The reality is that Central Banks are all realizing that:

1)   Their interventions thus far (QE in the US and LTRO in the EU) have failed to solve the global banking crisis.

2)   The consequences of their interventions (namely inflation) are now outweighing the benefits (heck Bernanke was admitting this as far back as May 2011… and now even uber-dove New York Fed President Bill Dudley is admitting it).

This is an extremely dangerous environment: one in which the primary prop for the markets (central bank intervention) is becoming both less effective and politically toxic. Indeed, it’s clear at this point that the EU is beyond intervention since neither the ECB, IMF, nor the ESM have the firepower to hold things together.

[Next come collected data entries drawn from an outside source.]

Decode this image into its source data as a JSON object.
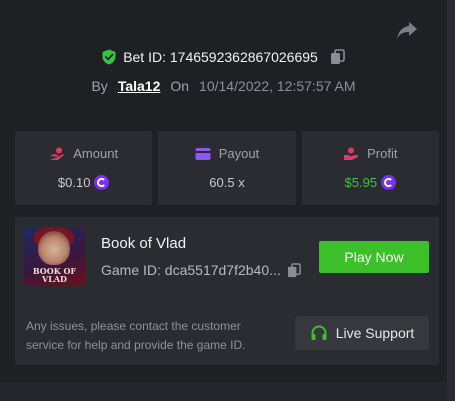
{
  "bet": {
    "label": "Bet ID: 1746592362867026695"
  },
  "by": {
    "by_label": "By",
    "username": "Tala12",
    "on_label": "On",
    "datetime": "10/14/2022, 12:57:57 AM"
  },
  "stats": [
    {
      "label": "Amount",
      "value": "$0.10",
      "icon": "hand-coin-icon",
      "show_coin": true
    },
    {
      "label": "Payout",
      "value": "60.5 x",
      "icon": "wallet-icon",
      "show_coin": false
    },
    {
      "label": "Profit",
      "value": "$5.95",
      "icon": "hand-money-icon",
      "show_coin": true
    }
  ],
  "game": {
    "title": "Book of Vlad",
    "id_label": "Game ID: dca5517d7f2b40...",
    "thumb_text": "BOOK OF VLAD",
    "play_label": "Play Now"
  },
  "support": {
    "notice": "Any issues, please contact the customer service for help and provide the game ID.",
    "button_label": "Live Support"
  },
  "colors": {
    "accent_green": "#3cc02a",
    "profit_green": "#3ec24a",
    "icon_pink": "#e03a6a",
    "icon_purple": "#8b55f7",
    "coin_purple": "#7b2ff0",
    "panel": "#1f2024",
    "card": "#2a2c31"
  }
}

Indeed, the one and only entity that might possibly hold up the EU would be Germany. However, if Germany were to go for this it would lose its AAA rating. The EU without a AAA rated Germany is not a pretty sight.

And it’s not even clear Germany could prop up the EU’s banking system. After all, when you include unfunded liabilities, Germany’s sporting a REAL debt to GDP north of 200%.

In plain terms, the EU is fast approaching its End Game. Germany and the other political leaders will stall for time and engage in verbal intervention, but in the end, there simply isn’t enough capital in the world to hold up the over leveraged (26 to 1) toxic sewer that is the EU banking system.